You founded  medical records.com How did you arrive at the idea/service and what does it do?

Having grown up in a family of physicians, I’ve had a long standing interest in healthcare (but never wanted to be a doctor!).  And to give my long-suffering parents some credit, they never pressured me to be one.

I started medicalrecords.com right around the passing of the HITECH Act. Only then, I was working for an interesting firm called EXOS / Athletes’ Performance that trains elite professional athletes around the world and also does corporate wellness business for organizations like Google and the US Military.

I started to field calls from physician friends who wanted to adopt electronic medical records (EMR) software in their practices and get government incentives. It was only then did I realize that there were over 500+ different EMR systems and the market was very highly fragmented.  We realized there was a new opportunity to help play matchmaker between the private practice physicians and the EMR vendors. 

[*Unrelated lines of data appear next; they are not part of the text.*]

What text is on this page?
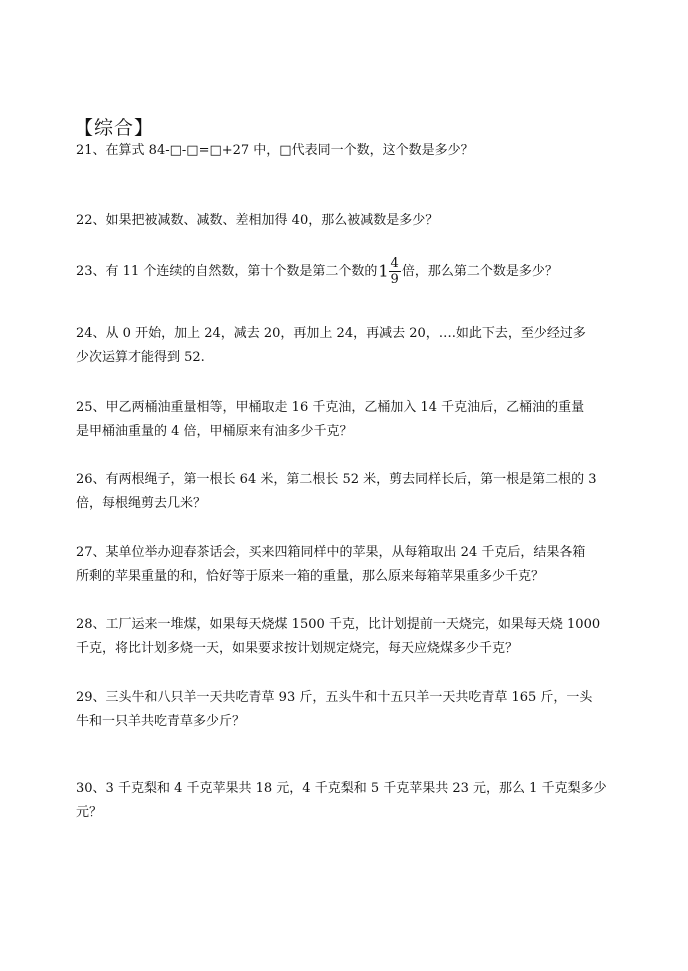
【综合】
21、在算式 84-□-□=□+27 中，□代表同一个数，这个数是多少？
22、如果把被减数、减数、差相加得 40，那么被减数是多少？
23、有 11 个连续的自然数，第十个数是第二个数的$1 \frac{4}{9}$ 倍，那么第二个数是多少？
24、从 0 开始，加上 24，减去 20，再加上 24，再减去 20，….如此下去，至少经过多
少次运算才能得到 52.
25、甲乙两桶油重量相等，甲桶取走 16 千克油，乙桶加入 14 千克油后，乙桶油的重量
是甲桶油重量的 4 倍，甲桶原来有油多少千克？
26、有两根绳子，第一根长 64 米，第二根长 52 米，剪去同样长后，第一根是第二根的 3
倍，每根绳剪去几米？
27、某单位举办迎春茶话会，买来四箱同样中的苹果，从每箱取出 24 千克后，结果各箱
所剩的苹果重量的和，恰好等于原来一箱的重量，那么原来每箱苹果重多少千克？
28、工厂运来一堆煤，如果每天烧煤 1500 千克，比计划提前一天烧完，如果每天烧 1000
千克，将比计划多烧一天，如果要求按计划规定烧完，每天应烧煤多少千克？
29、三头牛和八只羊一天共吃青草 93 斤，五头牛和十五只羊一天共吃青草 165 斤，一头
牛和一只羊共吃青草多少斤？
30、3 千克梨和 4 千克苹果共 18 元，4 千克梨和 5 千克苹果共 23 元，那么 1 千克梨多少
元？
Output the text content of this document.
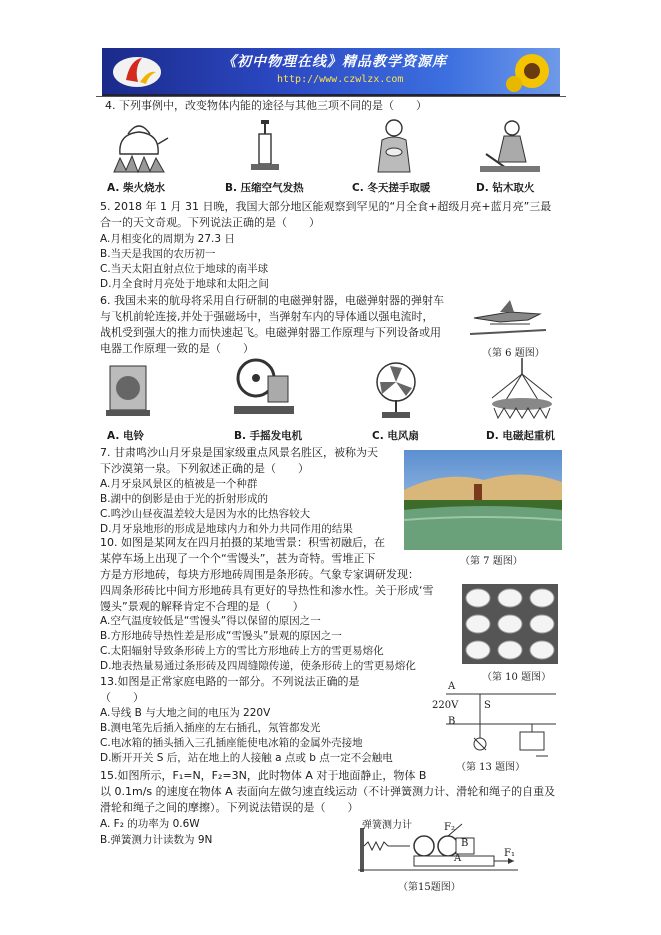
《初中物理在线》精品教学资源库
http://www.czwlzx.com
4. 下列事例中，改变物体内能的途径与其他三项不同的是（　　）
A. 柴火烧水	B. 压缩空气发热	C. 冬天搓手取暖	D. 钻木取火
5. 2018 年 1 月 31 日晚，我国大部分地区能观察到罕见的“月全食+超级月亮+蓝月亮”三最
合一的天文奇观。下列说法正确的是（　　）
A.月相变化的周期为 27.3 日
B.当天是我国的农历初一
C.当天太阳直射点位于地球的南半球
D.月全食时月亮处于地球和太阳之间
6. 我国未来的航母将采用自行研制的电磁弹射器，电磁弹射器的弹射车
与飞机前轮连接,并处于强磁场中，当弹射车内的导体通以强电流时，
战机受到强大的推力而快速起飞。电磁弹射器工作原理与下列设备或用
电器工作原理一致的是（　　）	（第 6 题图）
A. 电铃	B. 手摇发电机	C. 电风扇	D. 电磁起重机
7. 甘肃鸣沙山月牙泉是国家级重点风景名胜区，被称为天
下沙漠第一泉。下列叙述正确的是（　　）
A.月牙泉风景区的植被是一个种群
B.湖中的倒影是由于光的折射形成的
C.鸣沙山昼夜温差较大是因为水的比热容较大
D.月牙泉地形的形成是地球内力和外力共同作用的结果
（第 7 题图）
10. 如图是某网友在四月拍摄的某地雪景：积雪初融后，在
某停车场上出现了一个个“雪馒头”，甚为奇特。雪堆正下
方是方形地砖，每块方形地砖周围是条形砖。气象专家调研发现：
四周条形砖比中间方形地砖具有更好的导热性和渗水性。关于形成‘雪
馒头”景观的解释肯定不合理的是（　　）
A.空气温度较低是“雪馒头”得以保留的原因之一
B.方形地砖导热性差是形成“雪馒头”景观的原因之一
C.太阳辐射导致条形砖上方的雪比方形地砖上方的雪更易熔化
D.地表热量易通过条形砖及四周缝隙传递，使条形砖上的雪更易熔化
（第 10 题图）
13.如图是正常家庭电路的一部分。不列说法正确的是
（　　）
A.导线 B 与大地之间的电压为 220V
B.测电笔先后插入插座的左右插孔，氖管都发光
C.电冰箱的插头插入三孔插座能使电冰箱的金属外壳接地
D.断开开关 S 后，站在地上的人接触 a 点或 b 点一定不会触电
A
220V
B
S
（第 13 题图）
15.如图所示，F₁=N，F₂=3N，此时物体 A 对于地面静止，物体 B
以 0.1m/s 的速度在物体 A 表面向左做匀速直线运动（不计弹簧测力计、滑轮和绳子的自重及
滑轮和绳子之间的摩擦）。下列说法错误的是（　　）
A. F₂ 的功率为 0.6W
B.弹簧测力计读数为 9N
弹簧测力计	F₂
B
A	F₁
（第15题图）
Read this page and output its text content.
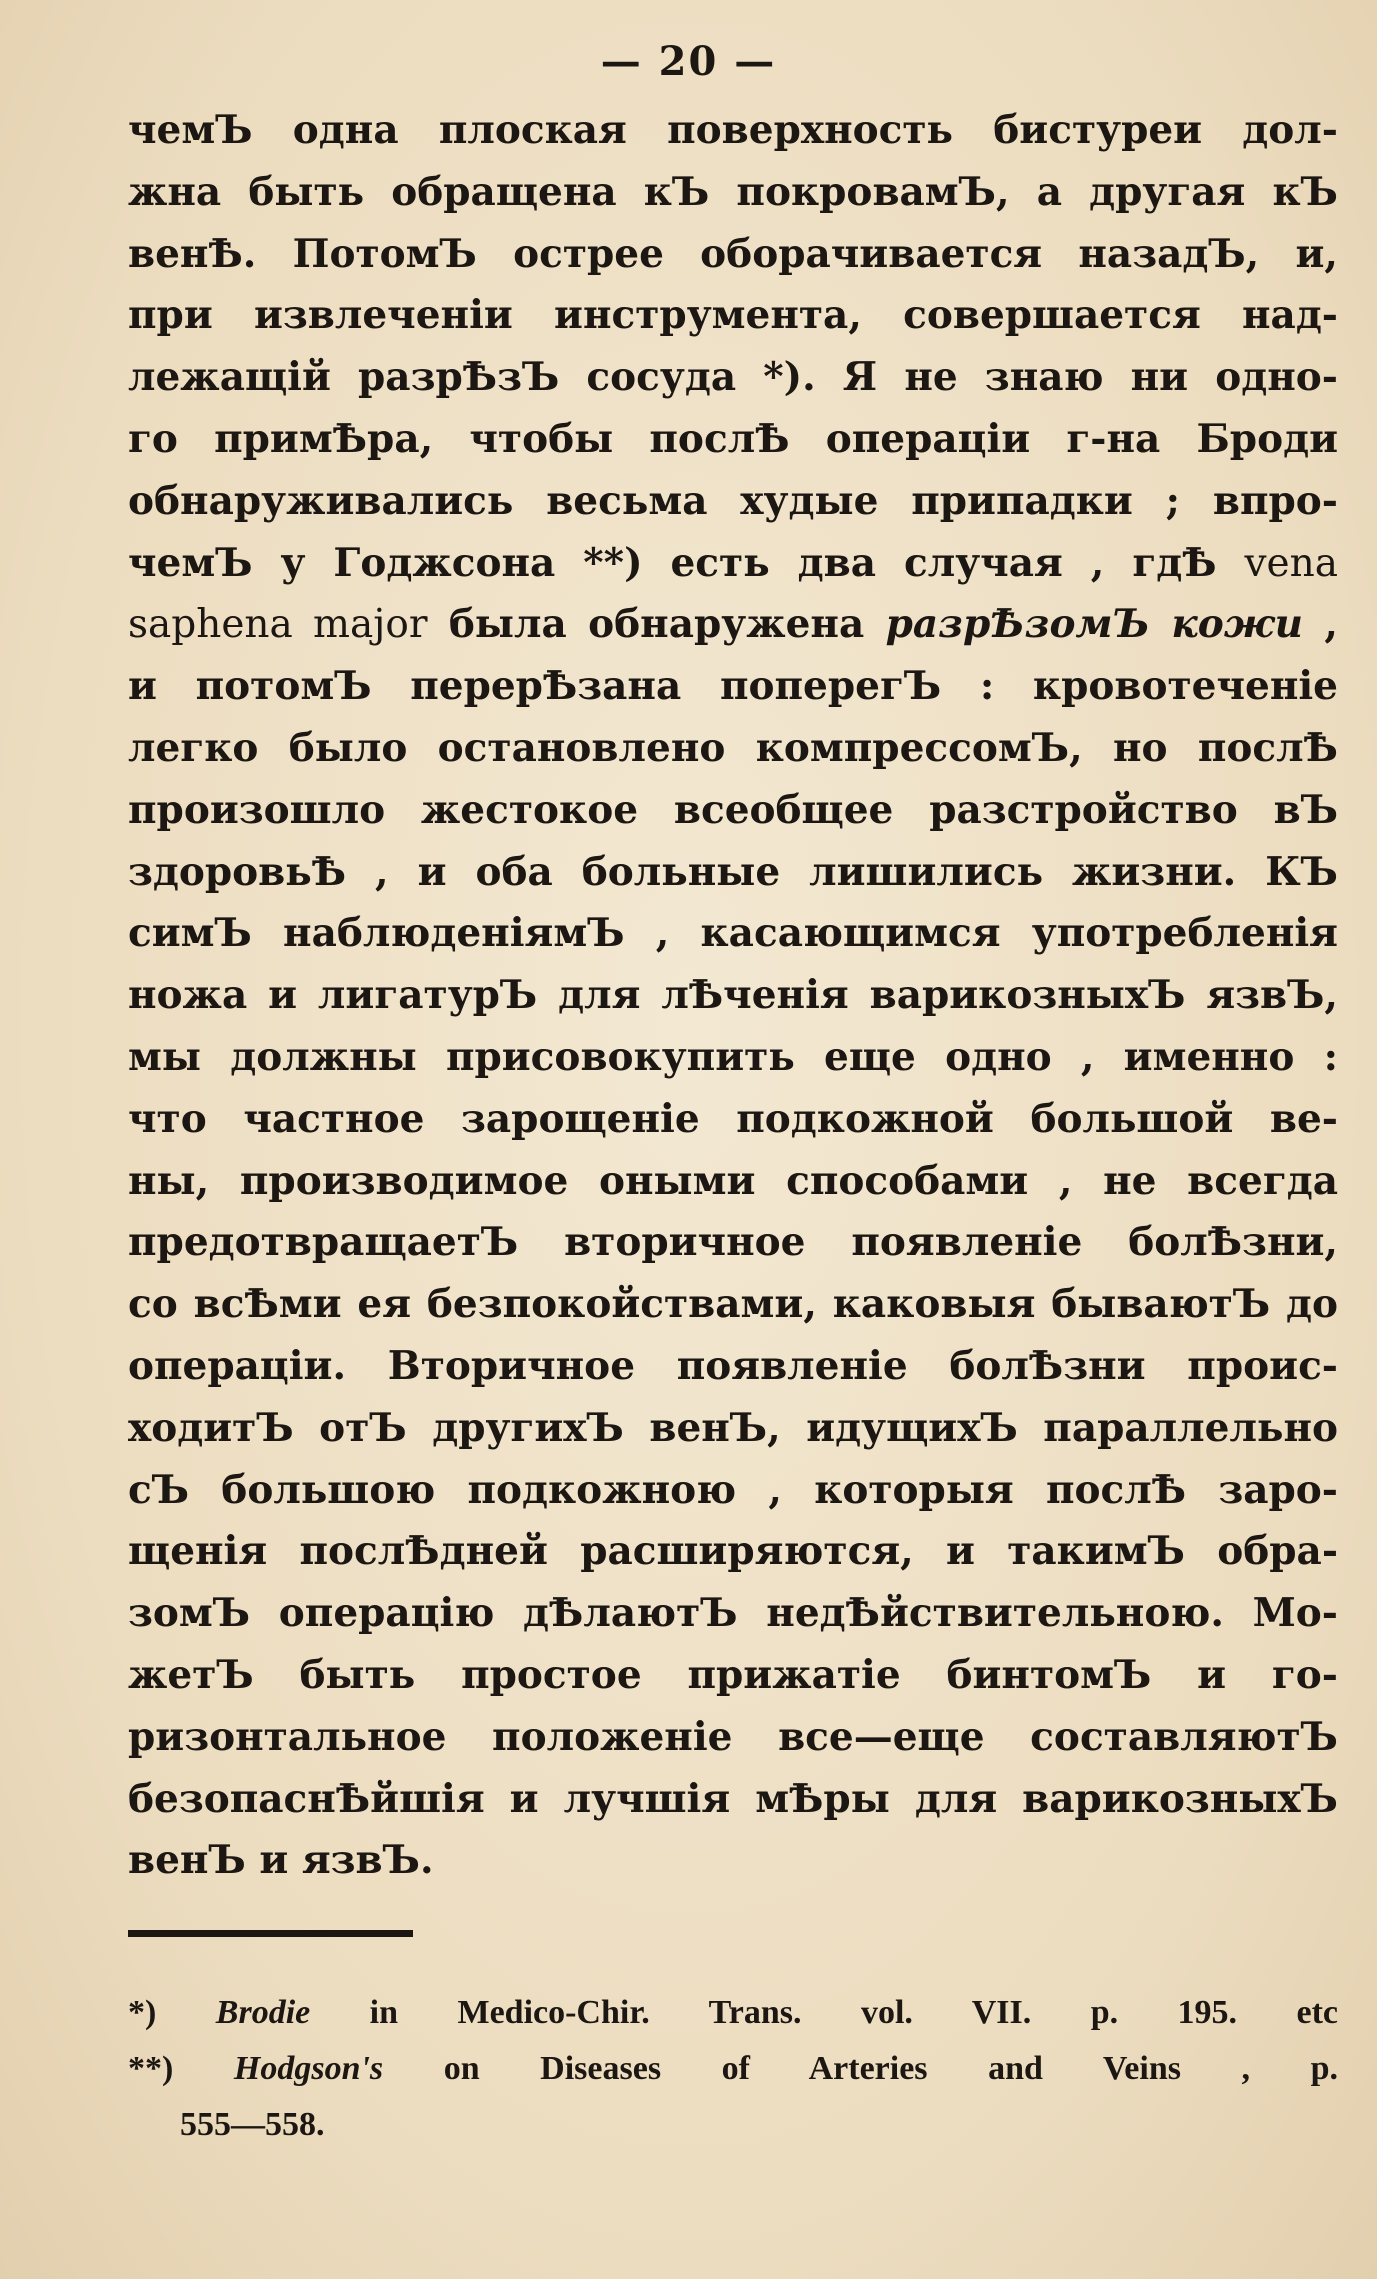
— 20 —
чемЪ одна плоская поверхность бистуреи дол-
жна быть обращена кЪ покровамЪ, а другая кЪ
венѢ. ПотомЪ острее оборачивается назадЪ, и,
при извлеченіи инструмента, совершается над-
лежащій разрѢзЪ сосуда *). Я не знаю ни одно-
го примѢра, чтобы послѢ операціи г-на Броди
обнаруживались весьма худые припадки ; впро-
чемЪ у Годжсона **) есть два случая , гдѢ vena
saphena major была обнаружена разрѢзомЪ кожи ,
и потомЪ перерѢзана поперегЪ : кровотеченіе
легко было остановлено компрессомЪ, но послѢ
произошло жестокое всеобщее разстройство вЪ
здоровьѢ , и оба больные лишились жизни. КЪ
симЪ наблюденіямЪ , касающимся употребленія
ножа и лигатурЪ для лѢченія варикозныхЪ язвЪ,
мы должны присовокупить еще одно , именно :
что частное зарощеніе подкожной большой ве-
ны, производимое оными способами , не всегда
предотвращаетЪ вторичное появленіе болѢзни,
со всѢми ея безпокойствами, каковыя бываютЪ до
операціи. Вторичное появленіе болѢзни проис-
ходитЪ отЪ другихЪ венЪ, идущихЪ параллельно
сЪ большою подкожною , которыя послѢ заро-
щенія послѢдней расширяются, и такимЪ обра-
зомЪ операцію дѢлаютЪ недѢйствительною. Мо-
жетЪ быть простое прижатіе бинтомЪ и го-
ризонтальное положеніе все—еще составляютЪ
безопаснѢйшія и лучшія мѢры для варикозныхЪ
венЪ и язвЪ.
*) Brodie in Medico-Chir. Trans. vol. VII. p. 195. etc
**) Hodgson's on Diseases of Arteries and Veins , p.
555—558.
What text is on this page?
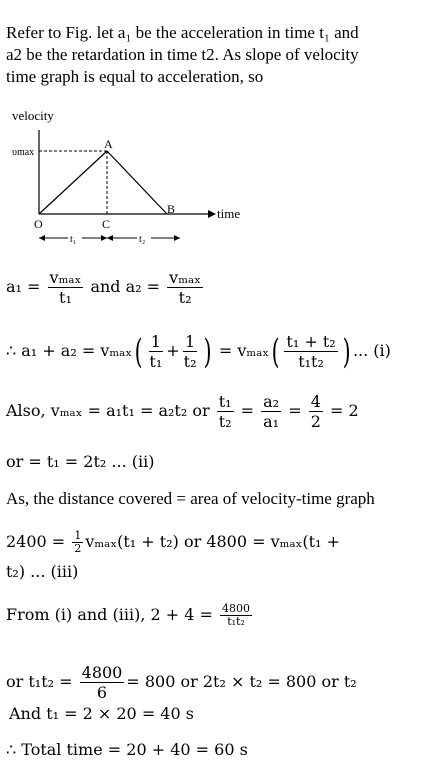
Refer to Fig. let a₁ be the acceleration in time t₁ and
a2 be the retardation in time t2. As slope of velocity
time graph is equal to acceleration, so
velocity
time
υmax
A
B
C
O
t₁	t₂
$a_1 = \frac{\text{vₘₐₓ}}{\text{t₁}}$ and $a_2 = \frac{\text{vₘₐₓ}}{\text{t₂}}$
∴ $a_1 + a_2 = v_{max}( \frac{1}{\text{t₁}} + \frac{1}{\text{t₂}}$ ) = $v_{max}( \frac{\text{t₁ + t₂}}{\text{t₁t₂}}$ ) ... (i)
Also, vₘₐₓ = a₁t₁ = a₂t₂ or $\frac{\text{t₁}}{\text{t₂}} = \frac{\text{a₂}}{\text{a₁}} = \frac{4}{2} = 2$
or = t₁ = 2t₂ ... (ii)
As, the distance covered = area of velocity-time graph
$2400 = \frac{1}{2} v_{max}(t_1 + t_2)$ or 4800 = vₘₐₓ(t₁ +
t₂) ... (iii)
From (i) and (iii), $2 + 4 = \frac{4800}{\text{t₁t₂}}$
or $t_1t_2 = \frac{4800}{6} = 800$ or 2t₂ × t₂ = 800 or t₂
And t₁ = 2 × 20 = 40 s
∴ Total time = 20 + 40 = 60 s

While we were building our B2B business, we would hear from consumers who wanted to retrieve or access their medical records online.  Every major consumer-facing industry (finance, travel, retail) has provided consumers a way to manage their lives online- with the notable exception of healthcare.  We’ve long taken the view that this healthcare information is valuable to the patient and should be freely available.  

To that end, we’re building a platform to make it easier for consumers who want to request their medical records from their health care provider.  Today, it’s a long and cumbersome process:  call the office, get put on hold, get a medical records release form, fill it out, sign it, fax (yes, FAX) it back and wait 30 days.  We’re taking our cue from credit reporting companies like CreditKarma and trying to help consumers make the request easier.  We’re partnering with a few companies to make this happen as seamlessly as possible.

What we’re really excited about is the new medicalrecords.com consumer offering, which will launch in private Beta this fall.

 You are also a Entrepreneur in residence at  Toscanini's Ice Cream ? Can you share your experience what this program is about?

Truthfully, I made up the title one day and even have Toscanini’s business cards with EIR as my title. The Toscanini’s owners Gus Rancatore and his sister Mimi Rancatore have long been my “ice cream family”.  Mimi was actually my first boss when I was a student at Wellesley High School before attending Boston University.

When I moved back to Boston from NYC, Toscanini’s quickly became the center of my social life.  It’s an amazing place because of the location and its place in geek culture— almost everyone who went to MIT and Harvard has such fond memories of it.  I started to bring interesting technology and business opportunities to the store.  One of the many things we’ve done is install a solar-powered Soofa bench to charge cell phones from some friends of mine from MIT Media Lab.  We are also the testing grounds for innovative new companies like Socialsign.in (which uses Facebook authentication to offer free WIFI) and BentoBox, which is like a Squarespace for restaurants. 

How can entrepreneurs play a role in social impact?

Entrepreneurs can play multiple roles through impacting business plans, creation of contacts and connections, a growth mindset, and creating a donor platform to impact sustainability.   I especially love the idea of going beyond life skills and impacting education (and therefore career potential) of children through sport and am proud to be on the Board of a Boston-based organization called Crossover Basketball and Scholars Academy that uses basketball as a vehicle to impact retention and graduation rates of marginalized children in India through a curriculum created to teach leadership through structured play.  Learn more at http://www.crossover-india.org/

 What are your other hobbies?

In theory, I love to play tennis and travel. In reality, I have a six year old daughter and a startup. But my daughter Sabrina and I like to cook together and thanks to the Boston Globe, we are now published recipe authors for our seminal work in Indian Nachos. I bought the domain indiannachos.com and pointed it to the recipe, but we are still working on our business model. My wife Usha Shanmugan likes to point out that I can barely cook.